Both theories find part of their inspiration in the theories of Jean-Philippe Rameau, starting with his Traité d'harmonie of 1722.[9] Even if the concept of harmonic function was not so named before 1893, it could be shown to exist, explicitly or implicitly, in many theories of harmony before that date. Early usages of the term in music (not necessarily in the sense implied here, or only vaguely so) include those by Fétis (Traité complet de la théorie et de la pratique de l'harmonie, 1844), Durutte (Esthétique musicale, 1855), Loquin (Notions élémentaires d'harmonie moderne, 1862), etc.[10]

The idea of function has been extended further and is sometimes used to translate Antique concepts, such as dynamis in Ancient Greece, or qualitas in medieval Latin.

  1. ^ "Harmonic Functions". Open Music Theory.

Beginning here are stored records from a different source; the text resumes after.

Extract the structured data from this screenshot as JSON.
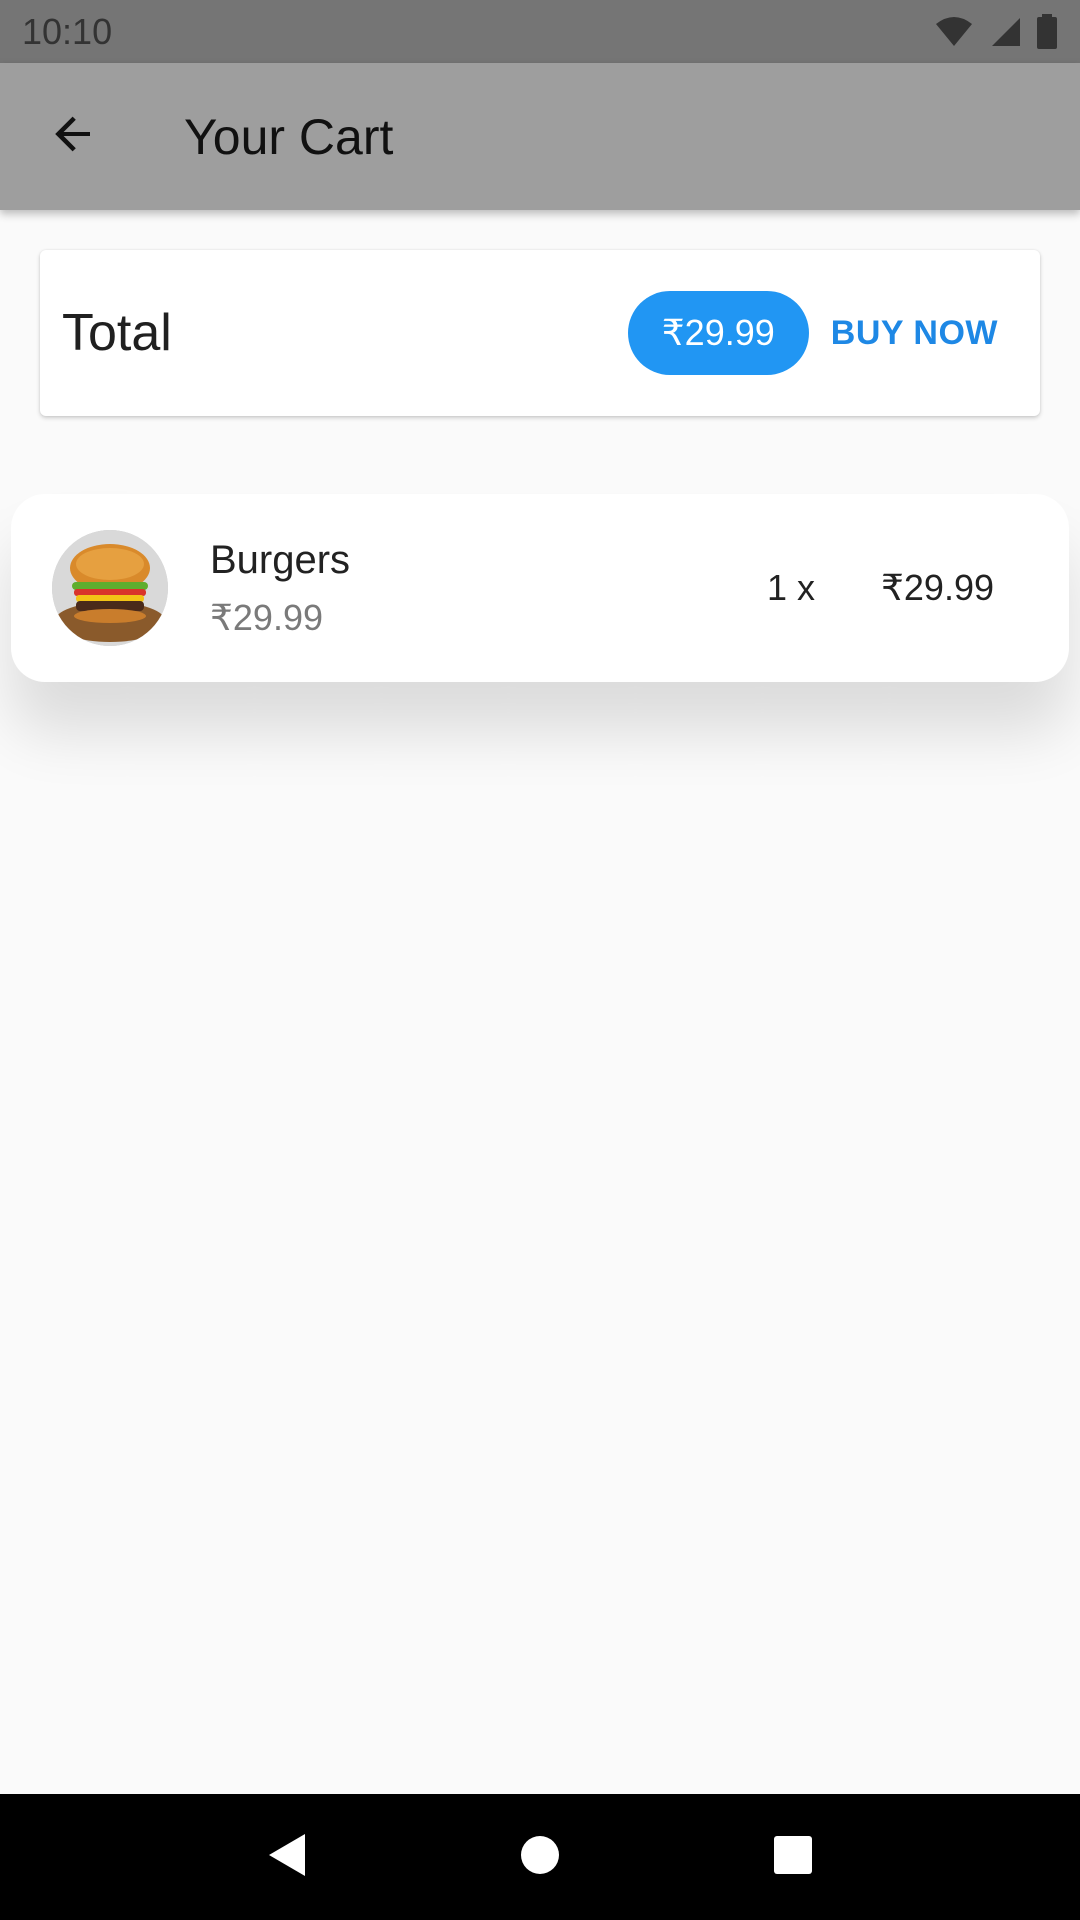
{
  "status_bar": {
    "time": "10:10",
    "icons": [
      "wifi-icon",
      "signal-icon",
      "battery-icon"
    ]
  },
  "app_bar": {
    "title": "Your Cart",
    "back_icon": "arrow-left-icon"
  },
  "total_card": {
    "label": "Total",
    "amount": "₹29.99",
    "buy_label": "BUY NOW"
  },
  "cart": {
    "items": [
      {
        "name": "Burgers",
        "unit_price": "₹29.99",
        "quantity": "1 x",
        "line_total": "₹29.99",
        "image": "burger-thumbnail"
      }
    ]
  },
  "nav_bar": {
    "icons": [
      "back-triangle-icon",
      "home-circle-icon",
      "recents-square-icon"
    ]
  },
  "colors": {
    "status_bar": "#757575",
    "app_bar": "#9e9e9e",
    "accent": "#2196f3",
    "buy_text": "#1e88e5",
    "background": "#fafafa"
  }
}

Archived from the original on 13 September 2021. Retrieved 7 May 2021.
  2. ^ "Function", unsigned article, Grove Music Online, doi:10.1093/gmo/9781561592630.article.10386.
  3. ^ See Walter Piston, Harmony, London, Gollancz, 1950, pp. 31-33, "Tonal Functions of the Scale Degrees".

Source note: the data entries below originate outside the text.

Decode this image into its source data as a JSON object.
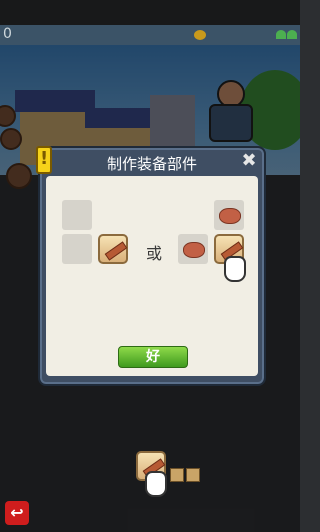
{
  "hud": {
    "score": "0",
    "hearts": 2
  },
  "dialog": {
    "title": "制作装备部件",
    "or_label": "或",
    "ok_label": "好",
    "close_glyph": "✖",
    "alert_glyph": "!"
  },
  "nav": {
    "back_glyph": "↩"
  },
  "icons": {
    "plank": "plank-icon",
    "stone": "stone-icon",
    "hand": "pointer-hand-icon"
  },
  "colors": {
    "ok_button": "#5cb52a",
    "panel": "#3f4e63",
    "back_button": "#cf1d1d"
  }
}
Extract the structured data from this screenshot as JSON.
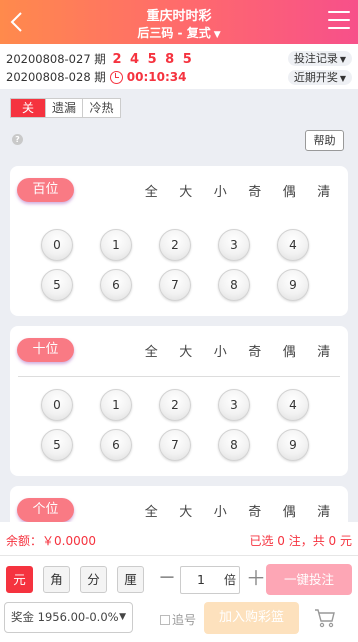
{
  "header": {
    "title": "重庆时时彩",
    "subtitle": "后三码 - 复式",
    "gradient_colors": [
      "#ff8a4c",
      "#ff6b6b",
      "#f7508a"
    ]
  },
  "draw": {
    "last_issue": "20200808-027 期",
    "last_numbers": "2 4 5 8 5",
    "current_issue": "20200808-028 期",
    "countdown": "00:10:34",
    "bet_records": "投注记录",
    "recent_draws": "近期开奖"
  },
  "mode_tabs": [
    {
      "label": "关",
      "active": true
    },
    {
      "label": "遗漏",
      "active": false
    },
    {
      "label": "冷热",
      "active": false
    }
  ],
  "help_label": "帮助",
  "help_icon": "?",
  "quick_picks": [
    "全",
    "大",
    "小",
    "奇",
    "偶",
    "清"
  ],
  "positions": [
    {
      "label": "百位",
      "balls": [
        "0",
        "1",
        "2",
        "3",
        "4",
        "5",
        "6",
        "7",
        "8",
        "9"
      ]
    },
    {
      "label": "十位",
      "balls": [
        "0",
        "1",
        "2",
        "3",
        "4",
        "5",
        "6",
        "7",
        "8",
        "9"
      ]
    },
    {
      "label": "个位",
      "balls": []
    }
  ],
  "bottom": {
    "balance": "余额：￥0.0000",
    "selection_summary": "已选 0 注，共 0 元",
    "units": [
      {
        "label": "元",
        "active": true
      },
      {
        "label": "角",
        "active": false
      },
      {
        "label": "分",
        "active": false
      },
      {
        "label": "厘",
        "active": false
      }
    ],
    "minus": "－",
    "multiplier": "1",
    "multiplier_label": "倍",
    "plus": "＋",
    "one_key_bet": "一键投注",
    "bonus": "奖金 1956.00-0.0%",
    "chase": "追号",
    "add_to_cart": "加入购彩篮"
  },
  "colors": {
    "accent": "#f5333f",
    "position_pill": "#f97a84",
    "bet_button": "#fda6b5",
    "cart_button": "#fde1bd"
  }
}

  4. ^ Alexander Rehding, Hugo Riemann and the Birth of Modern Musical Thought, New York, Cambridge University Press, 2003, p. 17
  5. ^ "It was Riemann who coined the term 'function' in Vereinfachte Harmonielehre (1893) to describe relations between the dominant and subdominant harmonies and the referential tonic: he borrowed the word from mathematics, where it was used to designate the correlation of two variables, an 'argument' and a 'value'". Brian Hyer, "Tonality", Grove Music Online, doi:10.1093/gmo/9781561592630.article.28102.
  6. ^ Hugo Riemann, Handbuch der Harmonielehre, 6th edn, Leipzig, Breitkopf und Härtel, 1917, p. 214. See A. Rehding, Hugo Riemann and the Birth of Modern Musical Thought, p. 51.
  7. ^ Robert E. Wason, Viennese Harmonic Theory from Albrecthsberger to Schenker and Schoenberg (Ann Arbor, London, 1985) ISBN 978-0-8357-1586-7, pp. xi-xiii and passim.
  8. ^ Arnold Schoenberg, Structural Functions of Harmony, Williams and Norgate, 1954; Revised edition edited by Leonard Stein, Ernest Benn, 1969. Paperback edition, London, Faber and Faber, 1983. ISBN 978-0-571-13000-9.
  9. ^ Matthew Shirlaw, The Theory of Harmony, London, Novello, [1917], p. 116, writes that "In the course of the second, third, and fourth books of the Traité, [...] Rameau throws out a number of observations respecting the nature and functions of chords, which raise questions of the utmost importance for the theory of harmony". See also p. 201 (about harmonic functions in Rameau's Génération harmonique).
  10. ^ Anne-Emmanuelle Ceulemans, Les conceptions fonctionnelles de l'harmonie de J.-Ph. Rameau, Fr. J. Fétis, S. Sechter et H. Riemann, Master Degree Thesis, Catholic University of Louvain, 1989, p. 3.